Whilst treatment guidelines clearly recommend not using antacids for long periods [16], withdrawal of PPIs has been demonstrated to cause rebound hyperacidity even after short periods of use [26, 27]. This makes many patients experience a worsening of symptoms after withdrawal. In primary care, failure rates between 73 and 86% have been reported in association with abrupt withdrawal [28, 29]. This problem is compounded by the widespread overprescription of PPIs [30]. Apart from being a possible alternative to PPIs, Ga6 has a potential role to play in supporting patients who find it difficult to withdraw from PPIs. The latter would be a potentially fruitful area for further research.

This study informs physicians about the effectiveness and safety of Ga6 in patients with dyspepsia and/or heartburn. The results suggest that it is worth considering Ga6 as a safe and effective treatment option in the management of dyspepsia and heartburn.

Acknowledgment

The authors wish to thank P. Klein for assistance with the statistical analysis and R. Gottwald for writing the clinical study report.

Statement of Ethics

Due to observational nature of the study, obtaining approval from an ethics committee was not required. The study was conducted in accordance with Good Epidemiological Practice and the Declaration of Helsinki and in accordance with German regulations as detailed in Empfehlungen zur Planung, Durchführung und Auswertung von Anwendungsbeobachtungen vom 12.11.1998 (Bundesanzeiger Nr. 229 vom 4.12.1998). According to § 67(6) of the German drug law, the study was notified to the Kassen­ärztliche Bundesvereinigung and the Bundesinstitut für Arznei­mittel und Medizinprodukte. Full confidentiality of patient data was ensured.

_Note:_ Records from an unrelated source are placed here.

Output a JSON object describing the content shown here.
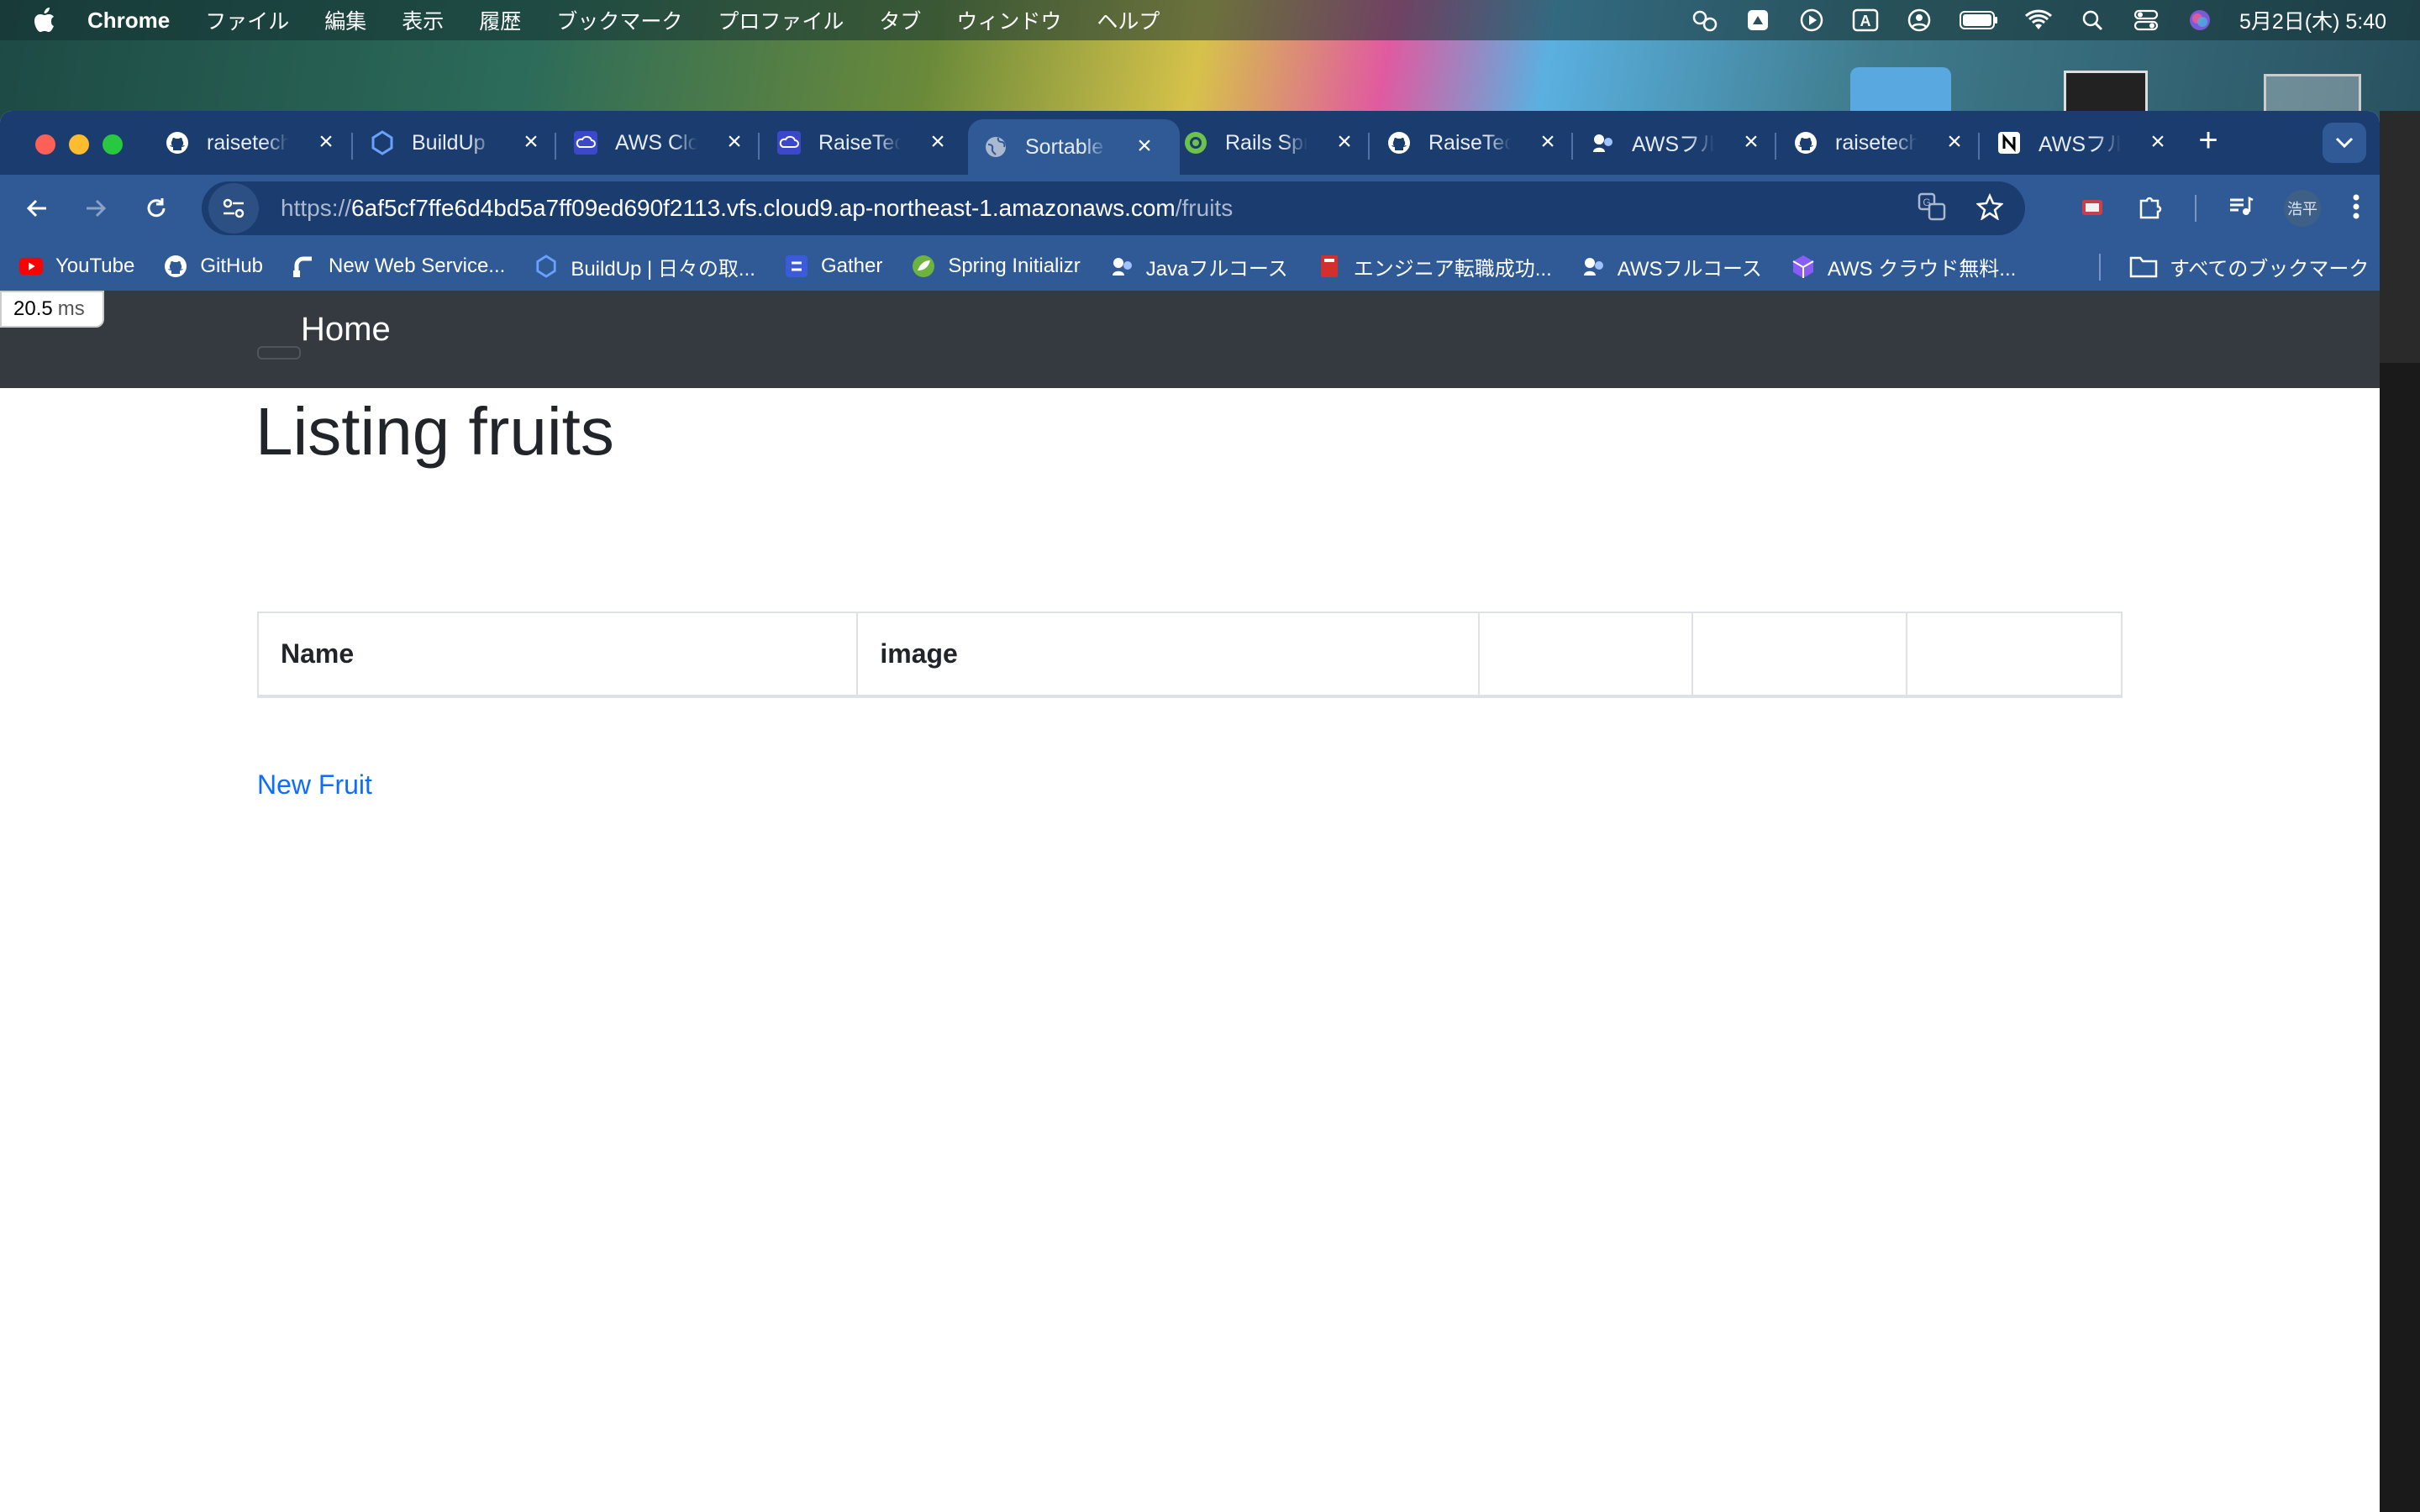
{
  "menubar": {
    "app_name": "Chrome",
    "menus": [
      "ファイル",
      "編集",
      "表示",
      "履歴",
      "ブックマーク",
      "プロファイル",
      "タブ",
      "ウィンドウ",
      "ヘルプ"
    ],
    "datetime": "5月2日(木) 5:40"
  },
  "tabs": [
    {
      "label": "raisetech",
      "icon": "github-icon"
    },
    {
      "label": "BuildUp",
      "icon": "buildup-icon"
    },
    {
      "label": "AWS Clo",
      "icon": "aws-cloud9-icon"
    },
    {
      "label": "RaiseTec",
      "icon": "aws-cloud9-icon"
    },
    {
      "label": "Sortable",
      "icon": "globe-icon",
      "active": true
    },
    {
      "label": "Rails Spr",
      "icon": "rails-icon"
    },
    {
      "label": "RaiseTec",
      "icon": "github-icon"
    },
    {
      "label": "AWSフル",
      "icon": "aws-course-icon"
    },
    {
      "label": "raisetech",
      "icon": "github-icon"
    },
    {
      "label": "AWSフル",
      "icon": "notion-icon"
    }
  ],
  "address_bar": {
    "scheme": "https://",
    "host": "6af5cf7ffe6d4bd5a7ff09ed690f2113.vfs.cloud9.ap-northeast-1.amazonaws.com",
    "path": "/fruits"
  },
  "profile_label": "浩平",
  "bookmarks": [
    {
      "label": "YouTube",
      "icon": "youtube-icon"
    },
    {
      "label": "GitHub",
      "icon": "github-icon"
    },
    {
      "label": "New Web Service...",
      "icon": "render-icon"
    },
    {
      "label": "BuildUp | 日々の取...",
      "icon": "buildup-icon"
    },
    {
      "label": "Gather",
      "icon": "gather-icon"
    },
    {
      "label": "Spring Initializr",
      "icon": "spring-icon"
    },
    {
      "label": "Javaフルコース",
      "icon": "java-course-icon"
    },
    {
      "label": "エンジニア転職成功...",
      "icon": "book-icon"
    },
    {
      "label": "AWSフルコース",
      "icon": "aws-course-icon"
    },
    {
      "label": "AWS クラウド無料...",
      "icon": "cube-icon"
    }
  ],
  "all_bookmarks_label": "すべてのブックマーク",
  "perf_badge": {
    "value": "20.5",
    "unit": "ms"
  },
  "page": {
    "navbar_brand": "Home",
    "title": "Listing fruits",
    "table_headers": [
      "Name",
      "image",
      "",
      "",
      ""
    ],
    "new_link": "New Fruit"
  },
  "colors": {
    "tabstrip": "#1b3c6e",
    "toolbar": "#2f5a96",
    "navbar": "#343a40",
    "link": "#0d6efd"
  }
}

Conflict of Interest Statement

1. van Haselen is a former employee of Heel and was involved in the study at the time. K. Cesnulevicius is an employee of Heel.

Funding Sources

This study was financially supported by Heel.

Author Contributions

1. van Haselen was involved in the conduct, analysis, and writing of the article. K. Cesnulevicius was involved in the planning, analysis, and writing of the article.